C controls the soft-margin tradeoff: large C penalizes misclassifications heavily, producing a narrow margin that can overfit, while small C allows more slack for better generalization. Gamma (for RBF kernels) sets how far one training point's influence reaches: high gamma makes a wiggly boundary that overfits, low gamma makes it smoother. You tune both jointly via cross-validation after scaling features.
How to think about it
The crisp answer
C is the regularization strength governing the soft margin, and gamma (RBF kernel) is the reach of each training point’s influence. Both push the model between underfitting and overfitting from different angles.
What C does
Real data isn’t perfectly separable, so the soft-margin SVM allows some points to violate the margin, with C penalizing those violations. Large C = strongly penalize errors → narrow margin that fits training data tightly → high variance / overfit. Small C = tolerate violations → wider margin → more bias but better generalization. The Analytics Vidhya SVM questions frame C as the core margin-vs-error knob.
What gamma does
Gamma appears in the RBF kernel and sets how localized each point’s influence is.
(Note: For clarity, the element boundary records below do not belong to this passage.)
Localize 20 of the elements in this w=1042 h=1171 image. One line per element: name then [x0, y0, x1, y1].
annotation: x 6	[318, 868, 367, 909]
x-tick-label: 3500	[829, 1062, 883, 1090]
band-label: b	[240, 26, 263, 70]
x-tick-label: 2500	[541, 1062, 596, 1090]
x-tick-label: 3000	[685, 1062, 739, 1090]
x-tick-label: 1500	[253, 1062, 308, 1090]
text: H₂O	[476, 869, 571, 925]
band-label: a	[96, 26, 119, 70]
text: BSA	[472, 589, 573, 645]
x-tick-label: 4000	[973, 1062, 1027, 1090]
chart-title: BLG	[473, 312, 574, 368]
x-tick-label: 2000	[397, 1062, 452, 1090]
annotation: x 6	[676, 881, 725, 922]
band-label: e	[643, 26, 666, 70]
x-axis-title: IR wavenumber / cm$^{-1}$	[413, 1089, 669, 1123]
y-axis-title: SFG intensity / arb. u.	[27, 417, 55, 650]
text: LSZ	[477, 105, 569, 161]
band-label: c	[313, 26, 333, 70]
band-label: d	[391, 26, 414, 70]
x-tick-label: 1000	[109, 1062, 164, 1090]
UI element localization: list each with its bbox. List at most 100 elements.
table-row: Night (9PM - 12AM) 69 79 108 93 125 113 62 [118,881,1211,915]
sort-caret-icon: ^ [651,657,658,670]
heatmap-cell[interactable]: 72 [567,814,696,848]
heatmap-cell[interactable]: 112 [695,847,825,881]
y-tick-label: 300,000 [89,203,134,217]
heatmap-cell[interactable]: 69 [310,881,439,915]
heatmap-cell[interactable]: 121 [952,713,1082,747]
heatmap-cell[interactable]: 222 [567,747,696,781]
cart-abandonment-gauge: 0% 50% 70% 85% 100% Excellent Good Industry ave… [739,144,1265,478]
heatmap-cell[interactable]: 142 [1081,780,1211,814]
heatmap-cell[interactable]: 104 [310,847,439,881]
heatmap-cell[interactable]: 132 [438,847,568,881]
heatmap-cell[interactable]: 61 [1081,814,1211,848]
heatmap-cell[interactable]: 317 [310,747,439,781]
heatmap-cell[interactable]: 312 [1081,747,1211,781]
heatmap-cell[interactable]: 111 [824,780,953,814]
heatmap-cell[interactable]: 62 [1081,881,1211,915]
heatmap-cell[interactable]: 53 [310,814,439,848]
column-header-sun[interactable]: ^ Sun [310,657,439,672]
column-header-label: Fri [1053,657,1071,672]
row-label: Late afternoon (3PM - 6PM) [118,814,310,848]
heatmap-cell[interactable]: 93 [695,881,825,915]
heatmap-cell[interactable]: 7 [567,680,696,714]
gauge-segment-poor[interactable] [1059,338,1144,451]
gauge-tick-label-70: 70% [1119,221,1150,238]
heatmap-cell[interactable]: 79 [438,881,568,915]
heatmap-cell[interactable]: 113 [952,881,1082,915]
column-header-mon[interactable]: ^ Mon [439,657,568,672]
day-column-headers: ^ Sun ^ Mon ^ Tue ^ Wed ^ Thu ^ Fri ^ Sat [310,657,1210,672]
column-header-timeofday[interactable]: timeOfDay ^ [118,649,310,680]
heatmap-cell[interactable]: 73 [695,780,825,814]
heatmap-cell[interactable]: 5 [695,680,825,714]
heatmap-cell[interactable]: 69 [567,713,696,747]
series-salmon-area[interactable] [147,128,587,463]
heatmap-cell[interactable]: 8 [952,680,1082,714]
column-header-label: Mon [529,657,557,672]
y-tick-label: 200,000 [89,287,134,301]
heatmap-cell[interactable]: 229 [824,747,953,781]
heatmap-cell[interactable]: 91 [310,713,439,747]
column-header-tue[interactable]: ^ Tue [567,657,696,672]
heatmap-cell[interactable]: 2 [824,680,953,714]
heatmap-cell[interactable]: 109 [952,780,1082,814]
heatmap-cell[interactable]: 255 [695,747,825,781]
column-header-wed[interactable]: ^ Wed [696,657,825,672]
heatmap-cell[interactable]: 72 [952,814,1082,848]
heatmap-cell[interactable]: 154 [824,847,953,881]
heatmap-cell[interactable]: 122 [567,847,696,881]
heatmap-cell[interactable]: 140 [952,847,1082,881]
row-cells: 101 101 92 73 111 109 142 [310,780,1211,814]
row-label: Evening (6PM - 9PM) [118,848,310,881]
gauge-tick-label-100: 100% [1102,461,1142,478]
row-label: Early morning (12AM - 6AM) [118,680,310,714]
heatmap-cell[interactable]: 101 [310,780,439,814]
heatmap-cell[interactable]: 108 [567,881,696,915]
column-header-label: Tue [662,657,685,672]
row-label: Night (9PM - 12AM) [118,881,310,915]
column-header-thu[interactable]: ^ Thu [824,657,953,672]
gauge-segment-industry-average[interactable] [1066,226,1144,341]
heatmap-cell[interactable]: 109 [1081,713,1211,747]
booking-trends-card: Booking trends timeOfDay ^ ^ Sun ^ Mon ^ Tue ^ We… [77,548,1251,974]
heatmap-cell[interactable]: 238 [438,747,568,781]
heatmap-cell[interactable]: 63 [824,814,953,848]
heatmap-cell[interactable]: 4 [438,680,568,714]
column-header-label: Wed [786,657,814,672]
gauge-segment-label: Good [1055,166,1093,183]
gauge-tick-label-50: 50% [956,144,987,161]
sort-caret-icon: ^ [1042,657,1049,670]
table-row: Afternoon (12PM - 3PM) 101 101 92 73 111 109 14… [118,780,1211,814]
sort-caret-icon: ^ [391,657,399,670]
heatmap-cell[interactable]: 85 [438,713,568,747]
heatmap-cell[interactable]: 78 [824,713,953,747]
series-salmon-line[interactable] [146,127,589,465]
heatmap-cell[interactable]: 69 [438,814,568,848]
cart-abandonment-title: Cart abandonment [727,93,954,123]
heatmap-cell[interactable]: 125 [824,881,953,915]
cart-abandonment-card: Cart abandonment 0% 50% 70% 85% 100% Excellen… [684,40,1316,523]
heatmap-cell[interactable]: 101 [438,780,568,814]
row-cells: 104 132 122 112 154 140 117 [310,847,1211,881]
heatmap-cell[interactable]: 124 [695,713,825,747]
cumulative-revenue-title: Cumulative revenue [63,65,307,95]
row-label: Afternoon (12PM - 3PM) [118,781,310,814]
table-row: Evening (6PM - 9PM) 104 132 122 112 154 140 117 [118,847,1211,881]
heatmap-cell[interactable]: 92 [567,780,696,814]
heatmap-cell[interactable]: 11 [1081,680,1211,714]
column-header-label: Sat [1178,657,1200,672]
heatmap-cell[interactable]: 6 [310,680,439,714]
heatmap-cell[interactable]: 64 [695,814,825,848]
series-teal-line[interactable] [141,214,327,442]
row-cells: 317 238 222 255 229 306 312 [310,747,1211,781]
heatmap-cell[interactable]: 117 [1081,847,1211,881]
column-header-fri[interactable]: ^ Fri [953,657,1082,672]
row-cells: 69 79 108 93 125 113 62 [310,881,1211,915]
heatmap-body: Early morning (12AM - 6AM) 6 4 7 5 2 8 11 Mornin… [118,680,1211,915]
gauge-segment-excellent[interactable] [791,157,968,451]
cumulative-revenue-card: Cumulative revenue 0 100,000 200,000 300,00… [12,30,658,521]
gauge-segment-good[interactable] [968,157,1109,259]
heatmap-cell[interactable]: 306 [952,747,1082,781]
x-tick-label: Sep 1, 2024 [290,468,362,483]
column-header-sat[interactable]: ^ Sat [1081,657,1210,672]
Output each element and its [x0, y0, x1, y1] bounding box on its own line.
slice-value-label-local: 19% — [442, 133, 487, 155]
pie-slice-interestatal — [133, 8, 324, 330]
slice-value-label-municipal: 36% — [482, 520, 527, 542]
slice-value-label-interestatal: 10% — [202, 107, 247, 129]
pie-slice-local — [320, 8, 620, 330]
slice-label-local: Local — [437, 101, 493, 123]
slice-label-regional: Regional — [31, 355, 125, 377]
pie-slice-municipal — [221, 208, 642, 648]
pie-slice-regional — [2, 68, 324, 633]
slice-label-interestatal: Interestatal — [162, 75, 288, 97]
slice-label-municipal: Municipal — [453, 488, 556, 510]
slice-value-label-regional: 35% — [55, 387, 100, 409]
High gamma → influence decays fast → the boundary bends tightly around individual points → overfitting. Low gamma → broad influence → smoother, more general boundary that can underfit.
How they interact
They trade off jointly, so grid- or random-search them together via cross-validation (e.g. C and gamma on log scales). A common pattern is moderate C with moderate gamma; high C with high gamma almost always overfits.
The common trap
Tuning C and gamma without scaling features first — because both the margin and the kernel are distance-based, unscaled features make the search meaningless. Also remember gamma only applies to RBF/poly kernels, not linear. Follow-up: “Which way is overfitting?” — high C and high gamma both increase variance and overfit.